WOLF & CO Alerts R&D Expense Capitalization

R&D Expense Capitalization

The Tax Cuts and Jobs Act in 2017 brought about sweeping tax reform the likes of which we have not seen since 1986. Corporate taxpayers were introduced to new provisions regarding foreign activity and benefitted from a lower tax rate – but included in these changes was a revenue-raising rule related to research and development expenses that is now coming to the forefront.

Before diving into specifics, an important takeaway is that this provision does not impact a taxpayer’s ability to benefit from the R&D tax credit. Taxpayers that previously qualified for the R&D tax credit will still be able to calculate the credit in the year that the qualified research expenses are incurred despite being capitalized and amortized. Credits will also still be eligible for utilization against income taxes for all taxpayers, and payroll taxes for qualified small businesses (not addressed in this alert).

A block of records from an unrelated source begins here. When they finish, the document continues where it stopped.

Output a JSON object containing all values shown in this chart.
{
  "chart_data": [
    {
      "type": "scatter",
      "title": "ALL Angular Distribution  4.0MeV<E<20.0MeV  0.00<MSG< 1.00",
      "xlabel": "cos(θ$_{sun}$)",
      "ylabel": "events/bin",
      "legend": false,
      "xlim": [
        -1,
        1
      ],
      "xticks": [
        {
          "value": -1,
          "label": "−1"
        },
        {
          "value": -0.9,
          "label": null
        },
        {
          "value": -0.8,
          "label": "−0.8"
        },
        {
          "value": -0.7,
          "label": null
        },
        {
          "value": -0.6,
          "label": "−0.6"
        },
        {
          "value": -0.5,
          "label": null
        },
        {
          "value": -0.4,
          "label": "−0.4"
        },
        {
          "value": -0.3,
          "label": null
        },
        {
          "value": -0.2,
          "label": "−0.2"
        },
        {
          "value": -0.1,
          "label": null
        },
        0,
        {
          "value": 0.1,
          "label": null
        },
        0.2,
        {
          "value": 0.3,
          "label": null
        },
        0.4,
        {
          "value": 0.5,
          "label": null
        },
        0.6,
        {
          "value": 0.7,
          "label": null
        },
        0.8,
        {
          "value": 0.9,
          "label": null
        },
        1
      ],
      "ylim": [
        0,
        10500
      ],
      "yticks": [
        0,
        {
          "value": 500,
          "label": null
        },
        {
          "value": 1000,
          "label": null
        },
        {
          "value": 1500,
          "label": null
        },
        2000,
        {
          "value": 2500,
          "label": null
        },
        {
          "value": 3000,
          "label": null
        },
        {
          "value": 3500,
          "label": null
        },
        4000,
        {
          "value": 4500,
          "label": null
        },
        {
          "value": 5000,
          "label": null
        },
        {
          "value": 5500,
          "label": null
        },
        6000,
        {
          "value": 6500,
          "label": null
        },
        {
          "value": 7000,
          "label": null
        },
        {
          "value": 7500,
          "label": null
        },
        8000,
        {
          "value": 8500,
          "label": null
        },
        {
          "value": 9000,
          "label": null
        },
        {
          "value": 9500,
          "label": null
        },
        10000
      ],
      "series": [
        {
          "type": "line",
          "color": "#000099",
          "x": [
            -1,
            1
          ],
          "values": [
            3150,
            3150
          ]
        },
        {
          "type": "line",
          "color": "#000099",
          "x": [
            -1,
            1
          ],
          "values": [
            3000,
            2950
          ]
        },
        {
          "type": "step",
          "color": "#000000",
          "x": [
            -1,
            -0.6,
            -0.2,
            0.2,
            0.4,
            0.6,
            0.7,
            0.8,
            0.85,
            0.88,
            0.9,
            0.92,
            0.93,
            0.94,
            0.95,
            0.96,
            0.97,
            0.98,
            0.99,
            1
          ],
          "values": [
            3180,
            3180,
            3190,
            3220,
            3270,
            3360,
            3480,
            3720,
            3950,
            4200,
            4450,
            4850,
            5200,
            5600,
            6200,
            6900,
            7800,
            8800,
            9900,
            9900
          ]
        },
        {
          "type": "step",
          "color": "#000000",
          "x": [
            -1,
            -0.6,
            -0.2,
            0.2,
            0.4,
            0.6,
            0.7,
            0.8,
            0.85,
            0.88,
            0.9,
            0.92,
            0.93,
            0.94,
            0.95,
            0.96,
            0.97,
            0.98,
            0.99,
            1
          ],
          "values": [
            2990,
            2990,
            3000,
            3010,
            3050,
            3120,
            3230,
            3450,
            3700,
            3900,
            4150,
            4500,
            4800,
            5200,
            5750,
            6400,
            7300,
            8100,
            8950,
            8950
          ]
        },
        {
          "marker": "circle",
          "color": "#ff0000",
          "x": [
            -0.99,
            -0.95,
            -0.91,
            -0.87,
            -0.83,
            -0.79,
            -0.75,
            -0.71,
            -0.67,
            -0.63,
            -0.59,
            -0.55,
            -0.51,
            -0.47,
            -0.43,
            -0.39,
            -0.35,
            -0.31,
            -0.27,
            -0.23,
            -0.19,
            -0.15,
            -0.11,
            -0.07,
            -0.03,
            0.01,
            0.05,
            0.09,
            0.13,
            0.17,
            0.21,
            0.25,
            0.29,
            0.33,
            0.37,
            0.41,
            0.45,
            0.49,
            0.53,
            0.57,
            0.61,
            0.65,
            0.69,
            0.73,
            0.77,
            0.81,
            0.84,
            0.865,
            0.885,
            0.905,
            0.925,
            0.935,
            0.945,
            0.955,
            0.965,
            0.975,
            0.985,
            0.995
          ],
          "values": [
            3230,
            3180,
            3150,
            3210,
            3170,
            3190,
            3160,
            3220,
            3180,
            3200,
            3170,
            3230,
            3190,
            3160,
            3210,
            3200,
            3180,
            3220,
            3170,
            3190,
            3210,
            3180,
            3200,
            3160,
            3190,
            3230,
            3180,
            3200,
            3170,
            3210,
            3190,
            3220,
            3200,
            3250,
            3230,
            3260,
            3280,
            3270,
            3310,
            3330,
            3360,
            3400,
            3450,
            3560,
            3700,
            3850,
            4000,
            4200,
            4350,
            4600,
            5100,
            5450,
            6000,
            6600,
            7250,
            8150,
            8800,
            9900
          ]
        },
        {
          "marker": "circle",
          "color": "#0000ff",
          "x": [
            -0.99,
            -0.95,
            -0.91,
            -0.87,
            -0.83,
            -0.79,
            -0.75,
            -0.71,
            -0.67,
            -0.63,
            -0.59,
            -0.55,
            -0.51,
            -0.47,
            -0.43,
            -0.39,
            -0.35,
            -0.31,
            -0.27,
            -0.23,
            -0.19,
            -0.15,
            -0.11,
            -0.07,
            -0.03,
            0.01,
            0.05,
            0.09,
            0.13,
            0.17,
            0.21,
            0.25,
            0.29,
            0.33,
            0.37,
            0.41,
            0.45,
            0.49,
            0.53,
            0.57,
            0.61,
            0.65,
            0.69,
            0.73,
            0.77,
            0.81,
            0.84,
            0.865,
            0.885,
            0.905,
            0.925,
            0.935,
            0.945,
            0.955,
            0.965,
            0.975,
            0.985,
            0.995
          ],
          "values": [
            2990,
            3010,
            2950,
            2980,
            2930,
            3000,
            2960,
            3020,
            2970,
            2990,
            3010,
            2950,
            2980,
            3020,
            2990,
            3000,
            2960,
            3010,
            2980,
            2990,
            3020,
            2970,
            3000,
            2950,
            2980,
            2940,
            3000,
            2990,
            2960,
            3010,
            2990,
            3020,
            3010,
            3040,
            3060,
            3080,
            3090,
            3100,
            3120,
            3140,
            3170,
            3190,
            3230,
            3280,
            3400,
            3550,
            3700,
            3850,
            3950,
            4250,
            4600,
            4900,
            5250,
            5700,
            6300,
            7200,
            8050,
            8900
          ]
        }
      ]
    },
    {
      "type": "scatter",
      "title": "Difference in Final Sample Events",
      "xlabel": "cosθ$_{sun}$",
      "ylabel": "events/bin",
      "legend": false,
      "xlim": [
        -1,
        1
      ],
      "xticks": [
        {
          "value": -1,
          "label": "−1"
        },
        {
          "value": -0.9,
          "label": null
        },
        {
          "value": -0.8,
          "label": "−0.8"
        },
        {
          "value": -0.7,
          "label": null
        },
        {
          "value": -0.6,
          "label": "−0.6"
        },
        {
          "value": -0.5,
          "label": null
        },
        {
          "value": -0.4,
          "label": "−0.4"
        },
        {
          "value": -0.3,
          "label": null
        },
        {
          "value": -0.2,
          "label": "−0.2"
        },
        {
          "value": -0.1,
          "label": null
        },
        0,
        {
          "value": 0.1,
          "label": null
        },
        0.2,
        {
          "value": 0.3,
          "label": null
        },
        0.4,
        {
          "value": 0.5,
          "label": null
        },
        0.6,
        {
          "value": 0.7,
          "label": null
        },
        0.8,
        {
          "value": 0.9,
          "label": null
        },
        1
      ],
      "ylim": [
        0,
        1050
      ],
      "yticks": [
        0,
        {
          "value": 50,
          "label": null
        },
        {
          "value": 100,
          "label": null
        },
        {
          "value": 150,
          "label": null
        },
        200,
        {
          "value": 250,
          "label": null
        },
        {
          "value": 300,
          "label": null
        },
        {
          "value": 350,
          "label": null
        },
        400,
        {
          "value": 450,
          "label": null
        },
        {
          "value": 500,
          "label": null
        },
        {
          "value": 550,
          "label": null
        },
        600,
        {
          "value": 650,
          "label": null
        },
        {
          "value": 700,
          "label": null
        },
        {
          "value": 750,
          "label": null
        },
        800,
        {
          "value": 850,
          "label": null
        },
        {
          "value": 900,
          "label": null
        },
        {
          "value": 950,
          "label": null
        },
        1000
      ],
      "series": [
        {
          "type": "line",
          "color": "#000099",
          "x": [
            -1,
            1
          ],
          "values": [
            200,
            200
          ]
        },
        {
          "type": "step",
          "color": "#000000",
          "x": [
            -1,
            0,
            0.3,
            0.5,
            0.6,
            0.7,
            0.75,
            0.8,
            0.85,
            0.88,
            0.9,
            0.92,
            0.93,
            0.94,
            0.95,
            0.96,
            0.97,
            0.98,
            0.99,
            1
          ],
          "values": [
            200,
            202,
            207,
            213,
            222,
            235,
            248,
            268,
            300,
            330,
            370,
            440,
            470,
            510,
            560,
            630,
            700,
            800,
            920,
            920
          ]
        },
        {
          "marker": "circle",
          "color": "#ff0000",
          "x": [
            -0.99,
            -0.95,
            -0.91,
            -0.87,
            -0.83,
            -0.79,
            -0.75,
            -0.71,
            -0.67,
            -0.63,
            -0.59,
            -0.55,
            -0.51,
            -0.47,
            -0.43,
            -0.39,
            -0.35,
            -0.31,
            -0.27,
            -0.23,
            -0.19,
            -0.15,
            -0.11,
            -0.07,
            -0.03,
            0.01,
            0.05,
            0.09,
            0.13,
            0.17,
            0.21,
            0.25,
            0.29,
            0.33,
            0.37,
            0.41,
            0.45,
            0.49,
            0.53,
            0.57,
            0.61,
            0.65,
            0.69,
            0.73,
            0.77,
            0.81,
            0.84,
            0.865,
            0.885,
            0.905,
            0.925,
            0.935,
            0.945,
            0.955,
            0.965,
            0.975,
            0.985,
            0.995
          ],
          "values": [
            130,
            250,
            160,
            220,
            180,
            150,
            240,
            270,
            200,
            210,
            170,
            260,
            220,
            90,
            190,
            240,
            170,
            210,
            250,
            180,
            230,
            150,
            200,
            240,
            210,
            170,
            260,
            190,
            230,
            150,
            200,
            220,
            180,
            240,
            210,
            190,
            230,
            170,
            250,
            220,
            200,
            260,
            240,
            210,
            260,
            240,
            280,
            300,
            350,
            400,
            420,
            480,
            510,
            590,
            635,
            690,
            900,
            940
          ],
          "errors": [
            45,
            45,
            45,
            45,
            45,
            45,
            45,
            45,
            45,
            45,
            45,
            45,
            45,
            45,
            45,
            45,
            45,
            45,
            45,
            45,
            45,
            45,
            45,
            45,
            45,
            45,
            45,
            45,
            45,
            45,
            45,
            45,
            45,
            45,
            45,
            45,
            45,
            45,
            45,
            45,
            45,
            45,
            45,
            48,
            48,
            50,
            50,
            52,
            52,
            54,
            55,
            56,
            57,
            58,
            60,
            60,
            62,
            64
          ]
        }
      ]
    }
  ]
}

For tax years commencing after January 1, 2022, taxpayers will be required to capitalize and amortize research and development expenses that were previously eligible for immediate expensing. Defined under Code Section 174, expenses incurred domestically (i.e., within the US) will be amortized over a 5-year period and expenses incurred abroad (i.e., outside the US) will be amortized over a 15-year period. Under the Code, the expenses that are required to be capitalized include more than just the qualified expenses that go into calculating the tax credit but also include indirect costs that can be attributed to research and development activities. These indirect costs include typical overhead costs such as rent expense on facilities and utilities, among others. Additionally, costs incurred in connection with the development of software must be capitalized.

Here is a schedule of how costs will be capitalized and amortized under the Code1:

You are allowed to take a half year of amortization in the year the costs are incurred.

If your company prepares financial statements, then you may already have a method of allocating indirect overhead costs to research and development. If not, then you will need to come up with a method of allocating overhead costs to your research and development activities. The IRS does not define a specific method of allocating indirect costs to research and development, but typically allows for a reasonable and supportable method to be used.

There is still hope that Congress will either delay the implementation of this provision, or remove it from the Code entirely, but until that time we are recommending that companies begin modelling what this provision may mean for their 2022 taxes.